Une première secousse politique frappe l’administration de Donald Trump. Joseph Kent, directeur du Centre national de lutte contre le terrorisme et ancien soldat des forces spéciales, a annoncé sa démission, dénonçant la guerre américaine en Iran.« Je ne peux, en toute conscience, soutenir la guerre qui se déroule actuellement en Iran », écrit-il dans sa lettre adressée au président Trump, qu’il a partagée sur X.
Selon lui, « l’Iran ne représentait aucune menace imminente pour notre nation, et il est clair que nous avons déclenché cette guerre sous la pression d’Israël et de son puissant lobby américain ».Joseph Kent occupait le poste de conseiller principal du président en matière de contre-terrorisme depuis sa nomination par Donald Trump. Son parcours est marqué par un engagement personnel : il s’était rapproché du président après le décès de sa première épouse, Shannon Kent, cryptologue de la Marine tuée en 2019 lors d’un attentat-suicide en Syrie.

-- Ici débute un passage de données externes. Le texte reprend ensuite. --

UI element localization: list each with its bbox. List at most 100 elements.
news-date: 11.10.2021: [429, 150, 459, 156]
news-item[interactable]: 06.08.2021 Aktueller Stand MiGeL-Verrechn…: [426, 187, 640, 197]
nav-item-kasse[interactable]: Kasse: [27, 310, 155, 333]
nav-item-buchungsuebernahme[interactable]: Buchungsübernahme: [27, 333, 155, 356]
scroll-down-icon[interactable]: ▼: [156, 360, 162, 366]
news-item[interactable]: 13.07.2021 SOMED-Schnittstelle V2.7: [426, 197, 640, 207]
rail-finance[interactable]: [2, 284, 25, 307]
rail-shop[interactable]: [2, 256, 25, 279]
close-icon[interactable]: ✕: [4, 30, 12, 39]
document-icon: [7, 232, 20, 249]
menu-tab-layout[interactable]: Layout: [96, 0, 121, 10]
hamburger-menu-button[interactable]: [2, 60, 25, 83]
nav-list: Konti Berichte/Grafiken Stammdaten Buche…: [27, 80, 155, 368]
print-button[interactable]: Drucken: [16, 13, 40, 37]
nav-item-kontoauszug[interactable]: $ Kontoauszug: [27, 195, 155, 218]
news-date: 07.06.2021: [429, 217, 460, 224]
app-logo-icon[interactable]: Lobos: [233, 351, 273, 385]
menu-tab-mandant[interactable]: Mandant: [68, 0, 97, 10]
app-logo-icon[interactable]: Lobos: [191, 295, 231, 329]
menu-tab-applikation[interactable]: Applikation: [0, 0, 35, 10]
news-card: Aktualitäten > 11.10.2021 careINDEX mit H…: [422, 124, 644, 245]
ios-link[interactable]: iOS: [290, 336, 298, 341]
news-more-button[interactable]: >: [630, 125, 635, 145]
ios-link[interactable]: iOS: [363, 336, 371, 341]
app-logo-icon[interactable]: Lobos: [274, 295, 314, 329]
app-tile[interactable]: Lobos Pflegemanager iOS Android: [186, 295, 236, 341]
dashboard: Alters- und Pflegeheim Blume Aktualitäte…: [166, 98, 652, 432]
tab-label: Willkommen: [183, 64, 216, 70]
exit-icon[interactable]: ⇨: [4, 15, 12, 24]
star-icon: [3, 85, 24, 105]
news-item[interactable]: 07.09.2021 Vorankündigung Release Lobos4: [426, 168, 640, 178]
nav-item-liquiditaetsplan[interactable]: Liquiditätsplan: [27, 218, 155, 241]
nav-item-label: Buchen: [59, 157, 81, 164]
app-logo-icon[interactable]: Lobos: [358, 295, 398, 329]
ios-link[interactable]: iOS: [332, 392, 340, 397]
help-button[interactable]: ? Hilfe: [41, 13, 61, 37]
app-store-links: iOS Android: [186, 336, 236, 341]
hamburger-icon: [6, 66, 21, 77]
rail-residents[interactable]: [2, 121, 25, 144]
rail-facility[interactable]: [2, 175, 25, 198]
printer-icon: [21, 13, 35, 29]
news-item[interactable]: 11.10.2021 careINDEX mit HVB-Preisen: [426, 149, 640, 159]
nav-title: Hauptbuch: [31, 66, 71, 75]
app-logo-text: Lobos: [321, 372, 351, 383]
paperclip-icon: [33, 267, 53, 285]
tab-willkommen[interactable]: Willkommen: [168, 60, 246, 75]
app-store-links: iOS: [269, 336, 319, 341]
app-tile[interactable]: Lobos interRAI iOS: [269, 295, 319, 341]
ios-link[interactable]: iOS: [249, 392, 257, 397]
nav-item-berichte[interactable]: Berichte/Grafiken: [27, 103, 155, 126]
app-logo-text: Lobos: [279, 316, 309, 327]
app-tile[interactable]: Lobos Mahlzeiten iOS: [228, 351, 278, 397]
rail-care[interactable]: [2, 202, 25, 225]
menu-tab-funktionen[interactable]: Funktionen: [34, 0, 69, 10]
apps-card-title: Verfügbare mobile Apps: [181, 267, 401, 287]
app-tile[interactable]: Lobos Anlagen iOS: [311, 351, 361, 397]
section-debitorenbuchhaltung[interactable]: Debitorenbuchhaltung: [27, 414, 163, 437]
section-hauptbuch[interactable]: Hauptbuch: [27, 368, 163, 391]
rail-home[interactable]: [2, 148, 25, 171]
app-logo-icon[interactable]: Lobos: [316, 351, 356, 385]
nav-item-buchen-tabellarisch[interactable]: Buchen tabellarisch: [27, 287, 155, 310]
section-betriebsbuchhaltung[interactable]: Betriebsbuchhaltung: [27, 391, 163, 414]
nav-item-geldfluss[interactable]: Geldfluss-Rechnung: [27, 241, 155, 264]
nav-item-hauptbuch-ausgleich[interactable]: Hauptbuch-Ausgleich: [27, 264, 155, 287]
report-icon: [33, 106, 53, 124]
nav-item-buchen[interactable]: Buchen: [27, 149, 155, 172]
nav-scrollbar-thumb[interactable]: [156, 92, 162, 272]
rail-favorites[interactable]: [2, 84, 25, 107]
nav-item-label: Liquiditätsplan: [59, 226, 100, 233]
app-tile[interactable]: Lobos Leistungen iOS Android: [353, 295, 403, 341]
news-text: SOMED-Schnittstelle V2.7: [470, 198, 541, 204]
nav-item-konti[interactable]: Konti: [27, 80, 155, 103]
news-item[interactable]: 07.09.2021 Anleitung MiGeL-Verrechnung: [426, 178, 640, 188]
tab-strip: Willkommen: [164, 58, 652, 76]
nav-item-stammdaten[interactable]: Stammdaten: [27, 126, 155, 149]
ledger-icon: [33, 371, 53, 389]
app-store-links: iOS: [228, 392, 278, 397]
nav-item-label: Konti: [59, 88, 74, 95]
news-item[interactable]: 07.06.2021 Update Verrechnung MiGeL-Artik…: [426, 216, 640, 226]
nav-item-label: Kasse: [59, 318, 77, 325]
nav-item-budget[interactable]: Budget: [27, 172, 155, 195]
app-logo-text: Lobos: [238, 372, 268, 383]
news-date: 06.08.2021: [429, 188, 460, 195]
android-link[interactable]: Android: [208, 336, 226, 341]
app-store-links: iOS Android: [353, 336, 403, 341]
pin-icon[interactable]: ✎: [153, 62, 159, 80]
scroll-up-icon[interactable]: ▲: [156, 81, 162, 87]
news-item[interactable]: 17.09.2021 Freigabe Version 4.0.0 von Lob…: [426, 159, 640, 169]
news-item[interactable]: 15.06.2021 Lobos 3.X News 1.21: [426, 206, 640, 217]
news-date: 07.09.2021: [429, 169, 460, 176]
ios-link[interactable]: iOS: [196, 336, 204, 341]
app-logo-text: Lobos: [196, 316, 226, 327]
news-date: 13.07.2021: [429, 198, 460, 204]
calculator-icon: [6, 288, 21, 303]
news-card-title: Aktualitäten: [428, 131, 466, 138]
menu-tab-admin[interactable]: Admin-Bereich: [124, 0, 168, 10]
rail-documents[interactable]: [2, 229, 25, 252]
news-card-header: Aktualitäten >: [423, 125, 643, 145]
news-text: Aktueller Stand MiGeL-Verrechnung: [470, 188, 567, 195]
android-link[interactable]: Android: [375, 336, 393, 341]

Cette rupture publique avec la ligne de l’administration Trump a été immédiatement relevée par les démocrates. Le sénateur Mark Warner, membre principal de la commission du renseignement, a salué le courage de Kent : « Sur ce point, il a raison. Il n’y avait aucune preuve crédible d’une menace imminente de la part de l’Iran qui justifiait de précipiter les États-Unis dans une nouvelle guerre au Moyen-Orient. »
En février, Donald Trump avait justifié des frappes américaines et israéliennes par la nécessité d’éliminer des « menaces imminentes » provenant de Téhéran. Quelques jours plus tard, son discours s’était assoupli, évoquant une « dernière et meilleure occasion » de frapper l’Iran, laissant planer le flou sur les véritables motivations de l’action américaine.